Dennison, of the Original Pancake House, said in addition to Trump’s tariffs, he’s concerned that mass deportation efforts could produce a shortage of agricultural workers, further raising ingredient prices.

Owner of the Fresno, California Crazy Squirrel Game Store Jax Ward said she is experiencing both the “chaotic way it’s been handled,” which makes customers hesitant to spend money. Ward claimed that her peers in the game industry group, the Game Manufacturers Association, have heard similar reports.

A few publishers of tabletop games she sells have told Ward “they won’t be publishing this year, or they’re laying off employees, and that they’ve left manufactured products in China because it’s now far too expensive to import them”.

She claimed that everything from dice to games are produced overseas. It would be difficult for me to come up with a few products that are both US-made and made from natural resources.

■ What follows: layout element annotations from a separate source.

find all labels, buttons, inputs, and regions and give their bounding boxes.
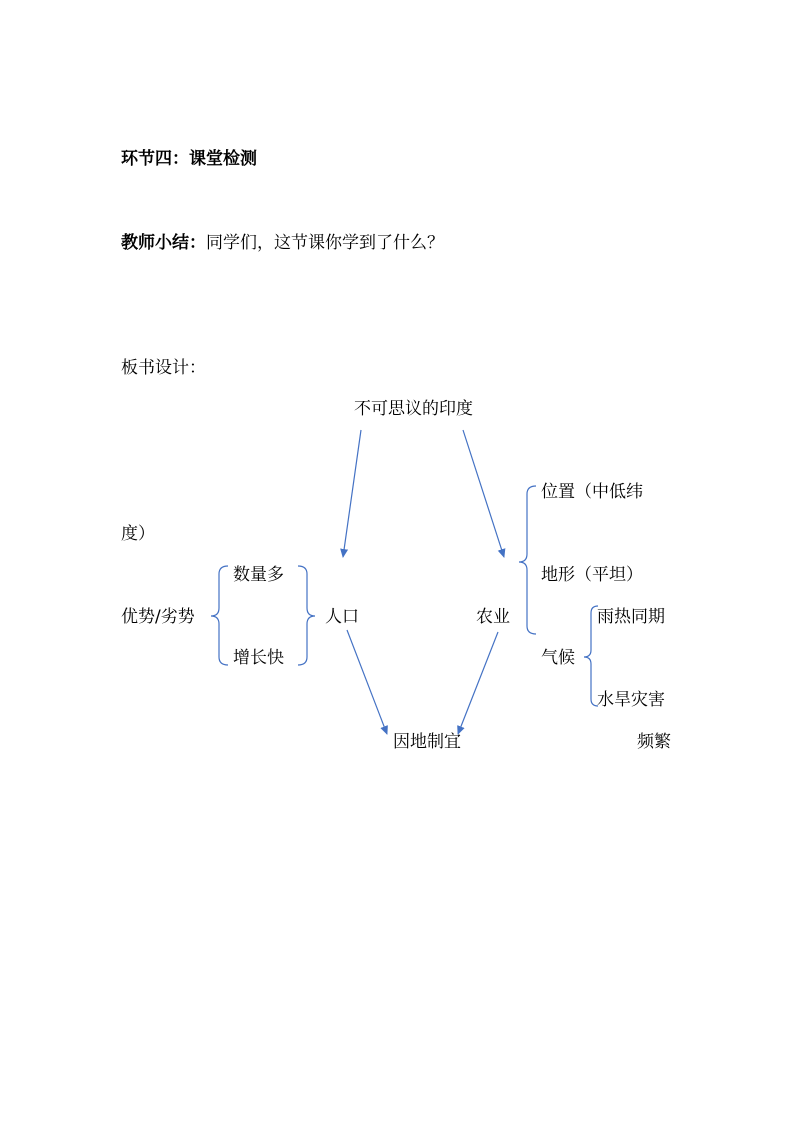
population-label: 人口 <box>325 607 359 627</box>
conclusion-label: 因地制宜 <box>393 732 461 752</box>
pros-cons-label: 优势/劣势 <box>121 607 195 627</box>
climate-item-disaster-wrap: 频繁 <box>637 732 671 752</box>
climate-item-disaster: 水旱灾害 <box>597 690 665 710</box>
pop-item-quantity: 数量多 <box>233 565 284 585</box>
teacher-summary-label: 教师小结： <box>121 233 206 253</box>
climate-label: 气候 <box>541 648 575 668</box>
brace-climate <box>584 606 598 706</box>
board-title: 不可思议的印度 <box>354 399 473 419</box>
board-design-label: 板书设计： <box>121 358 206 378</box>
agriculture-label: 农业 <box>476 607 510 627</box>
agri-position: 位置（中低纬 <box>541 482 643 502</box>
agri-terrain: 地形（平坦） <box>541 565 643 585</box>
brace-pros-cons <box>211 566 228 665</box>
brace-population <box>298 566 315 665</box>
pop-item-growth: 增长快 <box>233 648 284 668</box>
arrow-title-to-population <box>343 430 361 557</box>
climate-item-rain-heat: 雨热同期 <box>597 607 665 627</box>
arrow-population-to-conclusion <box>347 630 387 734</box>
teacher-summary-text: 同学们，这节课你学到了什么？ <box>206 233 444 253</box>
arrow-agriculture-to-conclusion <box>458 632 498 734</box>
arrow-title-to-agriculture <box>463 430 504 557</box>
section-heading: 环节四：课堂检测 <box>121 149 257 169</box>
agri-position-wrap: 度） <box>121 524 155 544</box>
brace-agriculture <box>519 486 536 634</box>
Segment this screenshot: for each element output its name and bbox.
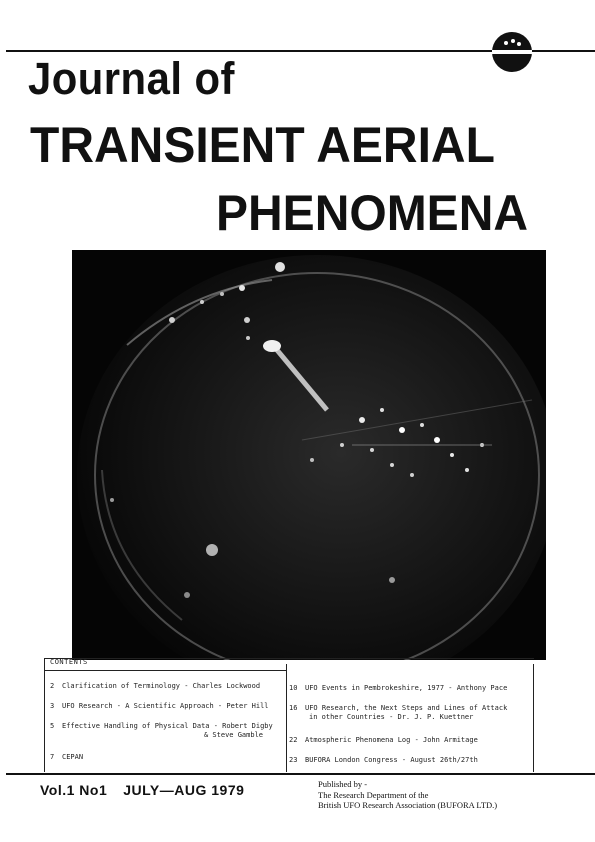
entry-page: 10 bbox=[289, 684, 298, 692]
entry-text-continued: in other Countries - Dr. J. P. Kuettner bbox=[309, 713, 474, 721]
contents-entry-right-4 bbox=[289, 756, 478, 765]
contents-entry-left-3-cont bbox=[204, 731, 263, 740]
entry-text: Clarification of Terminology - Charles Lockwood bbox=[62, 682, 261, 690]
contents-table bbox=[44, 658, 534, 772]
issue-info bbox=[40, 782, 244, 798]
contents-column-divider bbox=[286, 664, 287, 772]
entry-text: UFO Events in Pembrokeshire, 1977 - Anthony Pace bbox=[305, 684, 508, 692]
contents-left-border bbox=[44, 658, 45, 772]
entry-text: BUFORA London Congress - August 26th/27th bbox=[305, 756, 478, 764]
entry-text-continued: & Steve Gamble bbox=[204, 731, 264, 739]
entry-text: Effective Handling of Physical Data - Robert Digby bbox=[62, 722, 273, 730]
contents-entry-left-1 bbox=[50, 682, 260, 691]
entry-page: 23 bbox=[289, 756, 298, 764]
entry-text: CEPAN bbox=[62, 753, 84, 761]
publisher-line1: The Research Department of the bbox=[318, 789, 429, 800]
entry-page: 5 bbox=[50, 722, 55, 730]
entry-text: Atmospheric Phenomena Log - John Armitage bbox=[305, 736, 478, 744]
contents-entry-right-3 bbox=[289, 736, 478, 745]
contents-entry-left-2 bbox=[50, 702, 269, 711]
entry-page: 7 bbox=[50, 753, 55, 761]
entry-page: 3 bbox=[50, 702, 55, 710]
journal-title-line3: PHENOMENA bbox=[216, 185, 529, 241]
entry-text: UFO Research - A Scientific Approach - Peter Hill bbox=[62, 702, 269, 710]
publisher-line2: British UFO Research Association (BUFORA LTD.) bbox=[318, 800, 498, 810]
publisher-info bbox=[318, 779, 588, 811]
journal-title-line2: TRANSIENT AERIAL bbox=[30, 117, 495, 173]
published-by-label: Published by - bbox=[318, 779, 368, 789]
contents-entry-right-2-cont bbox=[309, 713, 473, 722]
bottom-rule bbox=[6, 773, 595, 775]
contents-entry-left-4 bbox=[50, 753, 83, 762]
cover-photo-radar-screen bbox=[72, 250, 546, 660]
entry-page: 16 bbox=[289, 704, 298, 712]
journal-title-line1: Journal of bbox=[28, 53, 235, 104]
contents-entry-right-1 bbox=[289, 684, 507, 693]
issue-date: JULY—AUG 1979 bbox=[123, 782, 245, 798]
contents-right-border bbox=[533, 664, 534, 772]
contents-entry-right-2 bbox=[289, 704, 507, 713]
contents-entry-left-3 bbox=[50, 722, 273, 731]
contents-heading: CONTENTS bbox=[50, 658, 88, 666]
volume-number: Vol.1 No1 bbox=[40, 782, 108, 798]
entry-page: 22 bbox=[289, 736, 298, 744]
contents-top-border bbox=[44, 658, 534, 659]
entry-text: UFO Research, the Next Steps and Lines of Attack bbox=[305, 704, 508, 712]
contents-heading-rule bbox=[44, 670, 286, 671]
bufora-logo bbox=[491, 31, 533, 73]
entry-page: 2 bbox=[50, 682, 55, 690]
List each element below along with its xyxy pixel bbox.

For now, Ward said she is shifting some of her business to used games, including a large Lego section, and in-person events at her store. She also tries to pre-stock items before tariffs start to apply, but she said not every company can do so because it requires a stable cash flow and enough storage space.

Ward said she is aware of a few store owners who are considering shutting down their businesses. “Boardgame sales used to be considered recession-proof”, Ward said. We’ll check to see if they’re still there.